The new LP does create a wider soundstage than the earlier vinyl, and gives the drums, especially, more room -- but Jones’s solo in Rodgers and Hart’s “My Heart Stood Still” generates more heat in Ludwig’s mastering. In the opening of “Grandfather’s Waltz,” Evans’s piano has more body and resonance on the earlier LP, but sounds convincing and natural on the new one in a way the CD doesn’t convey.
The first few times I compared the 2019 and 1976 LPs, I leaned strongly in favor of the latter -- but as I continue to play the new pressing, I find I enjoy its openness and sense of space. It’s cut at a lower level, but increasing the volume adds life and scale to the music. Ludwig’s mastering is a more thrilling listen -- both bassists’ attacks seem stronger -- but I warmed up to the new LP’s bigger soundstage and somewhat clearer picture of the instruments.

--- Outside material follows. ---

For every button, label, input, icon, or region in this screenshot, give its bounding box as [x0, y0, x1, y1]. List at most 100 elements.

Because this reissue sounds best at somewhat higher volumes, it’s a good thing the vinyl itself is so quiet. This is the third or fourth recent LP pressed by GZ Media that I’ve heard, and I’ve been consistently impressed with how flat, clean, and quiet they are. If you don’t have Stan Getz & Bill Evans on vinyl, you’ll be pleased with this edition -- but I advise you to first look for a copy of The Chick Corea/Bill Evans Sessions. In addition to all its good sonic qualities, it also includes Getz’s Sweet Rain, a terrific 1967 session by Chick Corea, Ron Carter, and Grady Tate.